Éléments biographiques
[modifier | modifier le code]Né en 1359 à Tolède, il fuit l’Espagne en 1391, à la suite des persécutions contre les Juifs de Castille, au cours de laquelle son père Israël Al-Naqawa, auteur du Menorat Hamaor, meurt sur le bûcher. Il s’établit à Tlemcen dont il devient le rabbin. Il y acquiert une renommée importante et une réputation de faiseur de miracles.
En dehors de son père, chez qui il a probablement étudié, Ephraim Al-Naqawa aurait peut-être eu comme maître, d'après l'historien Simcha Assaf, le rabbin Johanan (ou Yohanan) Treves[3],[4] Cette hypothèse est basée sur l'identification d'Al-Naqawa comme l'auteur du commentaire biblique dit « de Rabénou Ephraim » qui désigne à plusieurs reprises Johanan Treves comme son maître[5]. Cependant, cette identification est problématique et tous les historiens n'accordent pas à Al-Naqawa la paternité de cette œuvre.
Personnage hautement vénéré par les Juifs de Tlemcen, il meurt en 1442, en l’année Rab (ר"ב) du calendrier hébraïque. Sa tombe devient rapidement l’un des lieux de pèlerinage les plus fréquentés par les Juifs d’Afrique du Nord à l’occasion de la hiloula de Lag Ba'omer[6] jusqu’à l’indépendance de l’Algérie, suivie du départ des Juifs à partir de 1962.

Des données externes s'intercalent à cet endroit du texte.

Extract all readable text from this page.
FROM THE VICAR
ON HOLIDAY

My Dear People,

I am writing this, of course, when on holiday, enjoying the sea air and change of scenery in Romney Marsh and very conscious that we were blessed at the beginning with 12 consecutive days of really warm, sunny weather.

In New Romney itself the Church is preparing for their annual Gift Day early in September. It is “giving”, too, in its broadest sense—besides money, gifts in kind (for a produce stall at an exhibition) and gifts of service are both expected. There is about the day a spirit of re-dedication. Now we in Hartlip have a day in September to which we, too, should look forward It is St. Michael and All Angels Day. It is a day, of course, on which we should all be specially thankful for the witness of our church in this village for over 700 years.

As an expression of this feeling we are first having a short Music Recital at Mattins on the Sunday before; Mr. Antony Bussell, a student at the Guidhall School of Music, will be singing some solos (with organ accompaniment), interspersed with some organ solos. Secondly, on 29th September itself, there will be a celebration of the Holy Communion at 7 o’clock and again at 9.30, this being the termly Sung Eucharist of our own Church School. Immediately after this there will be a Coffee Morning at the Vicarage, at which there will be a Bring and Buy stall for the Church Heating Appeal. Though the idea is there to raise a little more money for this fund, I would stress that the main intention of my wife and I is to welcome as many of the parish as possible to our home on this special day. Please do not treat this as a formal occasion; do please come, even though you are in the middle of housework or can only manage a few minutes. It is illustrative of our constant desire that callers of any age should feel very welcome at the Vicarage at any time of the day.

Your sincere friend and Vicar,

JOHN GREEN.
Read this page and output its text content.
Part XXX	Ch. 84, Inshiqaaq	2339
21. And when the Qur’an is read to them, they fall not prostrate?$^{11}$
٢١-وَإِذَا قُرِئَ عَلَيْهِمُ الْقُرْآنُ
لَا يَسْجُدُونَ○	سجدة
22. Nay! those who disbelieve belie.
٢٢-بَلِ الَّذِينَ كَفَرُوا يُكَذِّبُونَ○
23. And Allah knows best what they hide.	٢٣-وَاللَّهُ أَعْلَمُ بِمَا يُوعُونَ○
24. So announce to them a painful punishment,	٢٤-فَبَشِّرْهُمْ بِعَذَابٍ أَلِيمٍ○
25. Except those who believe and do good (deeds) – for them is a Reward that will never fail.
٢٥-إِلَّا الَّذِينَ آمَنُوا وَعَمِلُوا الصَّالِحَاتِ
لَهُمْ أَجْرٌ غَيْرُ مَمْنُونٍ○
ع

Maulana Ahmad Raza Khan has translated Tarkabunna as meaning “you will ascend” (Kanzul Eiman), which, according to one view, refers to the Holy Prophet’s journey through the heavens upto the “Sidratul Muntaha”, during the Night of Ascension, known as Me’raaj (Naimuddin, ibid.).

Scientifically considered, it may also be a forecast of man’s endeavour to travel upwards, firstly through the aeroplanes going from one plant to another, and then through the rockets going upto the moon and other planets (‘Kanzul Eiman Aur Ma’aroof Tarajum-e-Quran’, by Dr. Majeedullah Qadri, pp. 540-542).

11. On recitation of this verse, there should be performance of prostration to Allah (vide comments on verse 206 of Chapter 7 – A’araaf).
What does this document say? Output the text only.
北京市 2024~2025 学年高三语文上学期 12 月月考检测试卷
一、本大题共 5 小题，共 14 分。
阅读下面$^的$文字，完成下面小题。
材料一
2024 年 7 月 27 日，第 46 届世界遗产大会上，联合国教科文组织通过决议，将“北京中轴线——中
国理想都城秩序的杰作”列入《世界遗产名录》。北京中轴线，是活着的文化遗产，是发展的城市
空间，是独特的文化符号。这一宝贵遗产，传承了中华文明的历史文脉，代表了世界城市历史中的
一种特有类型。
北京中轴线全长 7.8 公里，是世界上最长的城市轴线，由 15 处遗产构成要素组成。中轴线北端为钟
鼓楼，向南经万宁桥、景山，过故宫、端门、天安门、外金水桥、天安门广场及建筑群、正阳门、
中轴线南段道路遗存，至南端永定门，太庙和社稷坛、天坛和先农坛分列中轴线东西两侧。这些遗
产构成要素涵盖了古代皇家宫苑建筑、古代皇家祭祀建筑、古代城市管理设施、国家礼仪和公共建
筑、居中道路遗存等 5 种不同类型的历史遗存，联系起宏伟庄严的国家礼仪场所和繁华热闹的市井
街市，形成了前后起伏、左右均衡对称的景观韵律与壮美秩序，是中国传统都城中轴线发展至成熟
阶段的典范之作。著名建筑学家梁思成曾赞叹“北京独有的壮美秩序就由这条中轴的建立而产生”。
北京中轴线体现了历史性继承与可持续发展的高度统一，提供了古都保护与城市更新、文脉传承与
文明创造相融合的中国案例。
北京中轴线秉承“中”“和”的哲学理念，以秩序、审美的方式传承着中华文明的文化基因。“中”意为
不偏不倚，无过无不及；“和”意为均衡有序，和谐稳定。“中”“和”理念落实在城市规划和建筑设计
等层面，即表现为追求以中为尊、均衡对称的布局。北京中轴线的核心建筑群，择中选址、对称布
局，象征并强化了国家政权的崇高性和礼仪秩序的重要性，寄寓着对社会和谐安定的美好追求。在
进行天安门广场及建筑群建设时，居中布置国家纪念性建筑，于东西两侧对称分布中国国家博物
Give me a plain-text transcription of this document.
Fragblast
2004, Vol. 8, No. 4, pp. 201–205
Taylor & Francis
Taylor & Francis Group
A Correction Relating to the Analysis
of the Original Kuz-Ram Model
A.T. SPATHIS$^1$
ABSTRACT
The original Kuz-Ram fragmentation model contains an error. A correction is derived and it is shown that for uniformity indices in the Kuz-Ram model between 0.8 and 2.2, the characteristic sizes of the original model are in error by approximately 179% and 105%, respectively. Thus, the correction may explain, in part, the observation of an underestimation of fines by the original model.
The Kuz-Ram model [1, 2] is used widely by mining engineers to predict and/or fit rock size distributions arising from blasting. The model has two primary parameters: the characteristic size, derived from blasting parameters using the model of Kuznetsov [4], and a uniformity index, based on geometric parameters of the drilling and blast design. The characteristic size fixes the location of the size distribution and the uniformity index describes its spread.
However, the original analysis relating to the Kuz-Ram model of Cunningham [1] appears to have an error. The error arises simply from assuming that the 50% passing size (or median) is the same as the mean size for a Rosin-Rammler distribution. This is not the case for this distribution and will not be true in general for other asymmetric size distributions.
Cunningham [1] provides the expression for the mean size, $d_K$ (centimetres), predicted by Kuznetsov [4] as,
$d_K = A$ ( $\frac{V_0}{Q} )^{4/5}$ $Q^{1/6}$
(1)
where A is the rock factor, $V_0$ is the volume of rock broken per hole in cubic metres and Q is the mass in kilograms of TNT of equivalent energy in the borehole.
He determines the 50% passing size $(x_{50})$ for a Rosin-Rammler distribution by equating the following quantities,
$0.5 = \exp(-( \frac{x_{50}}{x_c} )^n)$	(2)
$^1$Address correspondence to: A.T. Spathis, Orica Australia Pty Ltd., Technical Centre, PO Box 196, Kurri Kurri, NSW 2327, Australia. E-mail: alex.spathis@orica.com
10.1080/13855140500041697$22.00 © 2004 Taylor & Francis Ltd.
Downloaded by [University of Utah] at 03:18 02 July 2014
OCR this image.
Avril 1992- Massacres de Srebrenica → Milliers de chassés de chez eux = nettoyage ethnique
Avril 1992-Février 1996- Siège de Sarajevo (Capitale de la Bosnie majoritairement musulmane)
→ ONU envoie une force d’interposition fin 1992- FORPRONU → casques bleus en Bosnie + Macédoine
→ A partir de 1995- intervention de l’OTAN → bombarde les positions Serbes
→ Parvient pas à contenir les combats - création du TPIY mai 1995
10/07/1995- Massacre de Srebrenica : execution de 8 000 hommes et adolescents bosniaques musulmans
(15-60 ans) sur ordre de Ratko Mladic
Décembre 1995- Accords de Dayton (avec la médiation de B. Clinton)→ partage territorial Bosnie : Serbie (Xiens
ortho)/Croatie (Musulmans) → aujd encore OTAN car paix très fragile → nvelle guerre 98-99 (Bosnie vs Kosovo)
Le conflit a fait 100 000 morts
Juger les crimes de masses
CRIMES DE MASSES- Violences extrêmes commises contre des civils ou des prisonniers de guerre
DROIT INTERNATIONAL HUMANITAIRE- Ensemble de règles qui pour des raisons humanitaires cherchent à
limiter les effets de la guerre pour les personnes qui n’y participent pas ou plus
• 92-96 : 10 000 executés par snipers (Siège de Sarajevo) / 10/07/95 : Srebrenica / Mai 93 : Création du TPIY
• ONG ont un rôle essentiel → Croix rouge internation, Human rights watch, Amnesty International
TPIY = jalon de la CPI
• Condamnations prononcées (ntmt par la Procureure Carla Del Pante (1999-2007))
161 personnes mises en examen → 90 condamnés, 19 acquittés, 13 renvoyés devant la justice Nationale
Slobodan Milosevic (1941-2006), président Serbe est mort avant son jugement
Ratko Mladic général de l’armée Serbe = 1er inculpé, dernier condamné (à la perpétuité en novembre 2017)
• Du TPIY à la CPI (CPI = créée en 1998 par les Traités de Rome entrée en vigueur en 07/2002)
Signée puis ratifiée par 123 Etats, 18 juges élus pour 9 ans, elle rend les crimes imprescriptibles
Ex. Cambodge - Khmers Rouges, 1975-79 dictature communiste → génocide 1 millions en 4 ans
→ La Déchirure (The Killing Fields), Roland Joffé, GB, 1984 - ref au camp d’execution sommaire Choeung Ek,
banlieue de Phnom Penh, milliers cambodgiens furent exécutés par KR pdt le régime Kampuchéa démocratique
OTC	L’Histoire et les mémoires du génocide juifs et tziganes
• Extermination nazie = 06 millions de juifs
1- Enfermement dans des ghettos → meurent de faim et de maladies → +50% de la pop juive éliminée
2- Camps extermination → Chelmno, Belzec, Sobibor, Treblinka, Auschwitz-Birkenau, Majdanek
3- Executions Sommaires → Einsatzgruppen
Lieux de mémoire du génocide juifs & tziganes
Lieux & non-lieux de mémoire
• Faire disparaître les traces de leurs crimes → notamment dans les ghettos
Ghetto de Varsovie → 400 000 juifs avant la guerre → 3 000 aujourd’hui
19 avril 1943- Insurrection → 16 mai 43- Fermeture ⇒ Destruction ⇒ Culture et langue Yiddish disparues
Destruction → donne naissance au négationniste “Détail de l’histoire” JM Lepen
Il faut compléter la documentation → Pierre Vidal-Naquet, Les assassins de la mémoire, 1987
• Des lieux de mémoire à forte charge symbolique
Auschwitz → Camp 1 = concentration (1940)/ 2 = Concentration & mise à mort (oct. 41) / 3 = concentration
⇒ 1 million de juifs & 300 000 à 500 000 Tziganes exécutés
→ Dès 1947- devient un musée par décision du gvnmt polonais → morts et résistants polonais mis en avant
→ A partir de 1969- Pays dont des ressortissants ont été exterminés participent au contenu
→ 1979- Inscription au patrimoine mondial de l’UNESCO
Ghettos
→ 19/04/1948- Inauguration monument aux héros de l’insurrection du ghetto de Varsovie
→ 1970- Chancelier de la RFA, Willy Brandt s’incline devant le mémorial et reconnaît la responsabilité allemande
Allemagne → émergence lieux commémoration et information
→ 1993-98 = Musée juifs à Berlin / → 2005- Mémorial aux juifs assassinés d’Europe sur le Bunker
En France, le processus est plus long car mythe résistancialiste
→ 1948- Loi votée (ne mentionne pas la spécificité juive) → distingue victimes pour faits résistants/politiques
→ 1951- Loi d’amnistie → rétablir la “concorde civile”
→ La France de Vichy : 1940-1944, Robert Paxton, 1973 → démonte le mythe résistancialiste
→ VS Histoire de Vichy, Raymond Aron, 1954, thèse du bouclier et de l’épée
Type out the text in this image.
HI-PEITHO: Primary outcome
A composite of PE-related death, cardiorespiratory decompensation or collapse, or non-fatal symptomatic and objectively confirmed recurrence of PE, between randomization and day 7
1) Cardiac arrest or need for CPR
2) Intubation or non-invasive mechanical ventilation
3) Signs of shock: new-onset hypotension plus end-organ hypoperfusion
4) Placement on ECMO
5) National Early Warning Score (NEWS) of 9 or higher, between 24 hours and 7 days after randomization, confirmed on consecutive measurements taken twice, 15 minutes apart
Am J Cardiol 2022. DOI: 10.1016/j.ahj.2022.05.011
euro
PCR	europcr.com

En 2005, un groupe de 132 pèlerins français est autorisé à venir se recueillir sur la sépulture du Rav Al-Naqawa, accompagné de l’ambassadeur de France en Algérie. Cette visite a un grand retentissement dans le pays[7]. Une nouvelle visite est organisée en 2010, mais elle est annulée par les autorités algériennes à la suite de l’abordage de la flottille pour Gaza[8].
Traditions
[modifier | modifier le code]Selon les traditions des Juifs d’Algérie, il serait arrivé aux portes de Tlemcen la veille d’un chabbat, juché sur un lion qu’il aurait harnaché avec un serpent. Abandonnant sa caravane sur la route de Honein à Tlemcen, le 5 kislev 5155[9] (30 octobre 1394), afin de ne pas transgresser le chabbat, il se retrouva seul en milieu hostile et entouré de bêtes sauvages. À l'approche de la nuit, s'approcha de lui un effroyable lion, sereinement, qui vint s'asseoir à ses côtés « tel un chien près de son maître »"[10]. Le lion resta ainsi assis, le protégeant des autres animaux qui fuyaient le rabbin par peur du lion. À la sortie du chabbat, un serpent alla se placer dans la bouche du lion, recroquevillé vers sa nuque, tel un licou. Le rabbin prit place sur le dos du lion, tenant le serpent, et arriva ainsi à Tlemcen[11]. Hayim Bliah doute de l’authenticité de ces faits mais fait remarquer qu'il est évident que cette légende indique la grandeur réelle de l'homme[12].
Bliah raconte, au nom du rabbin Hayim Kasbi, qu'une nuit, il eut droit à la visite de trois éminents rabbins, le Ri"f, le Ri Migash et Maïmonide, quoique décédés, qui étudièrent avec lui toute la nuit. Ceci, à la suite de son effort pour démontrer la justesse de leurs propos. Là encore, Hayim Bliah doute de la véracité des faits, estimant qu'il s'agit certainement d'un rêve, et que la légende raconte qu'il était éveillé du fait de sa renommée[10].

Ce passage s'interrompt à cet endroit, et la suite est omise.